The Biden administration marked the anniversary by affirming the Trump administration’s policy, announced last year by the State Department under Mike Pompeo, that shed any pretense of U.S. neutrality on particular disputes in the South China Sea in favor of active support for the Philippines and four other states’ claims.

  • “Nowhere is the rules-based maritime order under greater threat than in the South China Sea,” Secretary of State Antony Blinken wrote, echoing language used by his predecessor.
  • Chinese foreign ministry spokesperson Zhào Lìjiān 赵立坚 today (in English, Chinese) called Blinken’s statement “extremely irresponsible,” and claimed, without elaborating, that the 2016 arbitration had “major fallacies in fact-finding and application of law.”

Chinese and Philippine maritime activity has been high in disputed waters near the Philippines in recent months:

The U.S. sent a warship past the Paracel Islands yesterday on what it described as a routine freedom of navigation operation (FONOP), leading to the strong objection of China.

  • Tián Jūnlǐ 田军里, a spokesperson for the Chinese People’s Liberation Army (PLA) Southern Theater Command, said (in Chinese) that China had “organized naval and air forces to track and monitor the incident and sent them away with a warning.”
  • “Sent away with a warning” (予以警告驱离 yǔyǐ jǐnggào qūlí) has an ambiguous meaning.
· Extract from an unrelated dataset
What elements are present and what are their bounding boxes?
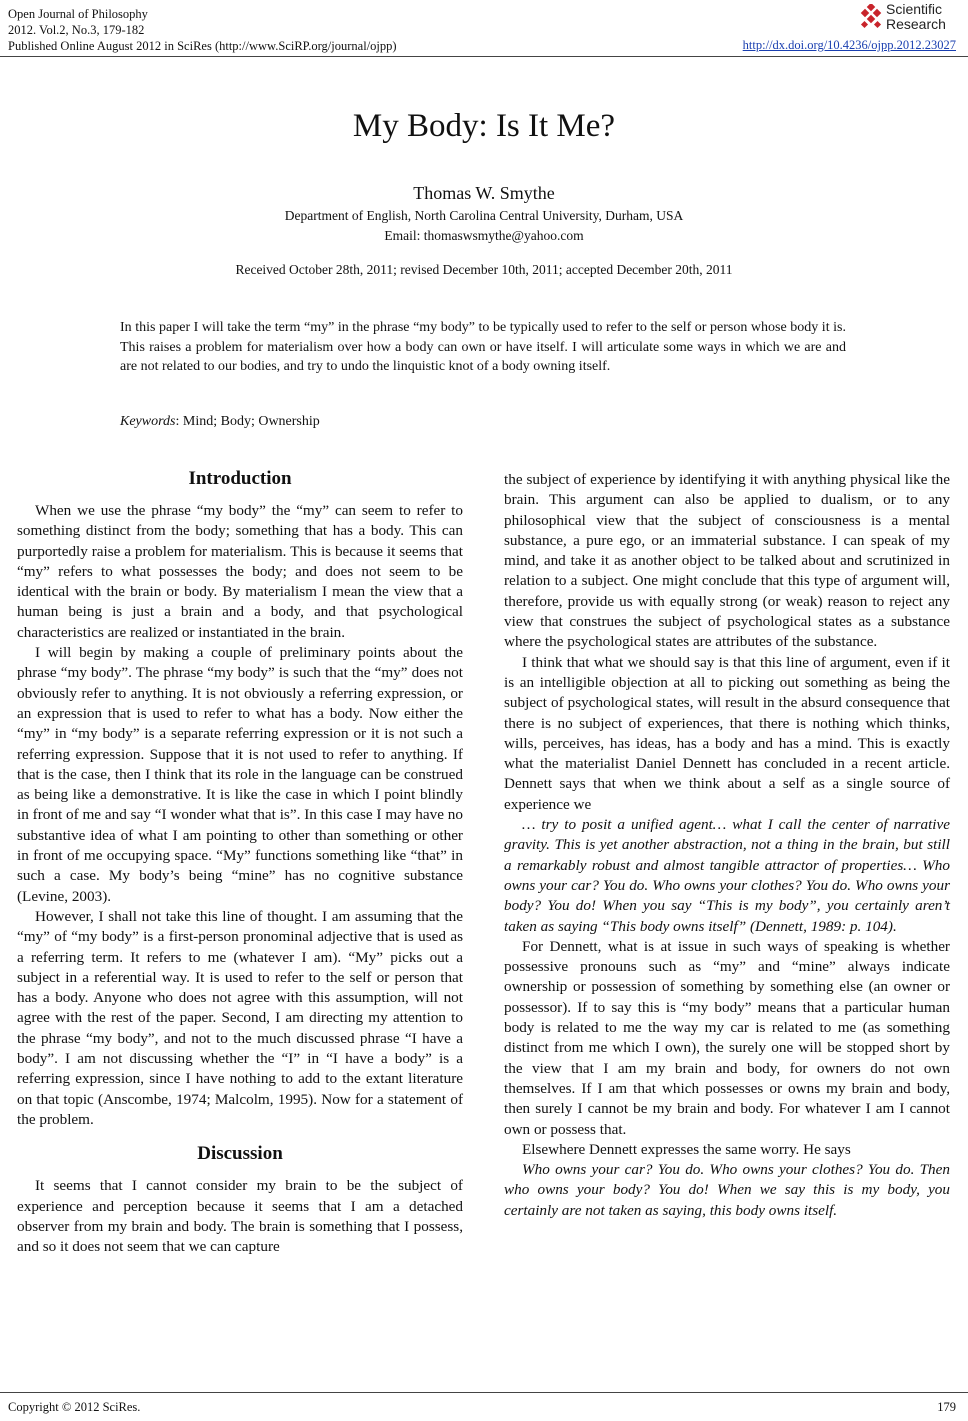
- author-email: Email: thomaswsmythe@yahoo.com: [384, 228, 584, 243]
- block-quote: Who owns your car? You do. Who owns your clothes? You do. Then who owns your body? You do! When we say this is my body, you certainly are not taken as saying, this body owns itself.: [504, 1161, 950, 1219]
- doi-link[interactable]: http://dx.doi.org/10.4236/ojpp.2012.23027: [742, 38, 956, 52]
- author-name: Thomas W. Smythe: [413, 183, 555, 203]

The phrase was shortened in a translated headline by Reuters as “drove away,” and by the hawkish Chinese tabloid the Global Times as “expelled.”
  • In May, the U.S. Navy responded to a report of the more extreme translation of a Chinese statement with the same phrase about a Taiwan Strait incident, directly denying that its ship was “‘expelled’ from any nation’s territory.”
  • The latest incident was “routine as was the Chinese reaction — and not something that was causing concern in the Pentagon,” two officials told Reuters.